Ich kann solche nicht erkennen, so dass die Gesetzesbindung der Verwaltung eingreifen müsste – es bliebe also, wenn man ihr Verdikt der Verfassungswidrigkeit des Auslegungsergebnisses akzeptiert(e), nur die Einleitung einer Normenkontrolle auf Antrag der Landesregierung oder eine inzidente Normenkontrolle im Rahmen eines gerichtlichen Disziplinarverfahrens, das m.E. aufgrund der Gesetzesbindung der Disziplinarbehörden gar nicht eingeleitet werden dürfte. In beiden Fällen wäre zudem zu erwägen, ob das Rückwirkungsverbot im zumindest strafähnlich ausgestalteten Disziplinarverfahren eine Sanktionierung vergangenen Verhaltens, dessen Sanktionierung eine später als (möglicherweise) verfassungswidrig erkannte Norm entgegenstand, ermöglicht.
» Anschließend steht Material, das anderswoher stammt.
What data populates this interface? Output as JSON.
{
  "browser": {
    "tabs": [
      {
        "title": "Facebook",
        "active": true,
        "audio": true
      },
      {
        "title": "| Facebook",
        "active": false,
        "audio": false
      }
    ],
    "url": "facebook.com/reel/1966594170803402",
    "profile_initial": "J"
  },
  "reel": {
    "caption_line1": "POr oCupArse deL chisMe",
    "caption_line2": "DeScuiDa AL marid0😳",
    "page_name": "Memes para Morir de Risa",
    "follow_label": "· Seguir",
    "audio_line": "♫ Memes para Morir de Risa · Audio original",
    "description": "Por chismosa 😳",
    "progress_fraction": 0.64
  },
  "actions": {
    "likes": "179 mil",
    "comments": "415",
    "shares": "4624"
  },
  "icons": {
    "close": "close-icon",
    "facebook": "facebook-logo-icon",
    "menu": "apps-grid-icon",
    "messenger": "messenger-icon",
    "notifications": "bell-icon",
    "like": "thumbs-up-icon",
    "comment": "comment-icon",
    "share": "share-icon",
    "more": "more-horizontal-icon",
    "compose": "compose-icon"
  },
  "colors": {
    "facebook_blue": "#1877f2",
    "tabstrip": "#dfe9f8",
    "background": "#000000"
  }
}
Ist es das wirklich wert – oder verwirklicht man auf diesem Wege nicht den materiellen Rechtsstaat zulasten des formellen Rechtsstaats? Als Richter vertrete ich beides – und ich sehe es ungern, wenn in Ansehung vermeintlicher oder – wie wohl hier – tatsächlicher Missstände das eine gegen das andere ausgespielt wird. Dass §§ 5 ff. AbG möglicherweise für die Zukunft der Reform durch den Gesetzgeber bedürfen – näher als eine Änderung des § 5 Abs. 1 Satz 1 AbgG liegt m.E. eine erneute “Verfassungstreueprüfung” vor Zurückführung in das Dienstverhältnis -, steht dabei auf einem anderen Blatt.
Der Artikel enthält viele diskussionswürdige Thesen, aber die Idee, man könnte einen RiLG einfach auf eine Planstelle im Ministerium einweisen, ist, mit Verlaub, Quatsch. Der Mann war Richter, nicht Beamter, und in dieses Dienstverhältnis – das Richter-, nicht das Beamtenverhältnis – ist er
nach § 6 AbgG zurückzuführen. Damit ist ihm nach § 27 DRiG ein Richteramt “bei einem bestimmten Gericht” zu übertragen. An ein Ministerium kann man einen Richter abordnen (mit seinem Einverständnis, § 37 DRiG!), aber nicht fest und dauerhaft zuweisen. Man muss sich einmal vorstellen, was es bedeuten würde, wenn das anders wäre…
Das gleiche Missverständnis setzt sich bei den Besoldungsgruppen fort: Natürlich kann man den Mann weder in A14 noch A15 oder A16 oder B1 (Ämter in B1 gibt es, soweit ich weiß, überhaupt nicht) einsetzen, weil das Besoldungsgruppen für Beamte sind. Diese Punkte hinterlassen bei mir einen etwas merkwürdigen Eindruck bzgl des Artikels.